Dalam studi terbaru ini, Cael dan tim menganalisis pengukuran warna laut yang diambil oleh Moderate Resolution Imaging Spectroradiometer (Modis) di atas satelit Aqua, yang telah memantau warna laut selama 21 tahun. Modis melakukan pengukuran dalam tujuh panjang gelombang tampak, termasuk dua warna yang biasanya digunakan peneliti untuk memperkirakan klorofil.
Perbedaan warna yang diambil satelit terlalu halus untuk dibedakan oleh mata manusia. Sebagian besar lautan tampak biru di mata kita, sedangkan warna aslinya mungkin mengandung campuran panjang gelombang yang lebih halus, dari biru ke hijau dan bahkan merah.
Cael melakukan analisis statistik menggunakan ketujuh warna samudra yang diukur oleh satelit dari tahun 2002 hingga 2022 secara bersamaan. Dia pertama kali melihat seberapa banyak tujuh warna berubah dari satu wilayah ke wilayah lain selama tahun tertentu, yang memberinya gambaran tentang variasi alaminya. Dia kemudian memperkecil untuk melihat bagaimana variasi warna laut tahunan ini berubah selama dua dekade. Analisis ini menghasilkan tren yang jelas, di atas variabilitas normal dari tahun ke tahun.
”Ini menunjukkan bahwa tren yang kami amati bukanlah variasi acak dalam sistem Bumi,” kata Cael. ”Ini konsisten dengan perubahan iklim antropogenik.”
Hasil tim menunjukkan bahwa memantau warna lautan di luar klorofil dapat memberi para ilmuwan cara yang lebih jelas dan lebih cepat untuk mendeteksi perubahan yang didorong perubahan iklim pada ekosistem laut.
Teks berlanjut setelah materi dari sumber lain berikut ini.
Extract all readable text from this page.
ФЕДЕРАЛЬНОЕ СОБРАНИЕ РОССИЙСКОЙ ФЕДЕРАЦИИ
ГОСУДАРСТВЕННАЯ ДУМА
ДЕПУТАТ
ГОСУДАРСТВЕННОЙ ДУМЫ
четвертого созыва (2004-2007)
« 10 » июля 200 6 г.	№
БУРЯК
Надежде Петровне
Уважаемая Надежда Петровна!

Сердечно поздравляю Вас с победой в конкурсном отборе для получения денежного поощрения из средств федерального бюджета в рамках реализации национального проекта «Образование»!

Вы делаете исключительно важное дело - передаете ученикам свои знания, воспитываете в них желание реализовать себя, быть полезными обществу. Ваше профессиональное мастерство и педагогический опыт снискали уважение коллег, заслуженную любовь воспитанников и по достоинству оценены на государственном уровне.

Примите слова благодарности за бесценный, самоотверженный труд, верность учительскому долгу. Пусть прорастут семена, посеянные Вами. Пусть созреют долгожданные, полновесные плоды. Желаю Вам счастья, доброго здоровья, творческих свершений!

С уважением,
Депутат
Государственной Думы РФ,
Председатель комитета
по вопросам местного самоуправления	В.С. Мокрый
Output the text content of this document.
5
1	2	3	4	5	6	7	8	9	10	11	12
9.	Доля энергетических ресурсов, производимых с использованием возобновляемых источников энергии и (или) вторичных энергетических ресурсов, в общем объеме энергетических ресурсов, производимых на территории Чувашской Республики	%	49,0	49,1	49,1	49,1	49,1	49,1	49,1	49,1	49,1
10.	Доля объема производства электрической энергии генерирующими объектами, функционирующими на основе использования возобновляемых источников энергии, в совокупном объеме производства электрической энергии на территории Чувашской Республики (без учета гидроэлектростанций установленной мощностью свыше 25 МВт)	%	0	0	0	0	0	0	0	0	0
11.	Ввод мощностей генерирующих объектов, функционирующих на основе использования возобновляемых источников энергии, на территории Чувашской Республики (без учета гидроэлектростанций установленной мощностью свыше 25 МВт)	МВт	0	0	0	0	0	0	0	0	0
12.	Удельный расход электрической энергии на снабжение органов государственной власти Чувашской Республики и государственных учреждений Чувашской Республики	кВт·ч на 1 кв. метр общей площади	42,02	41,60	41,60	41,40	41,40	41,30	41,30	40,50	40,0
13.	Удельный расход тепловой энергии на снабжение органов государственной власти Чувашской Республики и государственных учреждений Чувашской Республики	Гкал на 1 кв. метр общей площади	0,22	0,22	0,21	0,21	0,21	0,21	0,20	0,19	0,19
”Warna lautan telah berubah. Dan kita tidak bisa mengatakan bagaimana,” kata Dutkiewicz.
Menurut Dutkiewicz, perubahan warna mencerminkan perubahan komunitas plankton, yang akan berdampak pada segala sesuatu yang memakan plankton. Hal itu juga akan mengubah seberapa banyak lautan akan menyerap karbon karena berbagai jenis plankton memiliki kemampuan berbeda untuk melakukan itu. ”Jadi, kami berharap orang-orang menganggap ini serius. Bukan hanya model yang memprediksi perubahan ini akan terjadi. Sekarang kita bisa melihatnya terjadi, dan lautan sedang berubah,” katanya.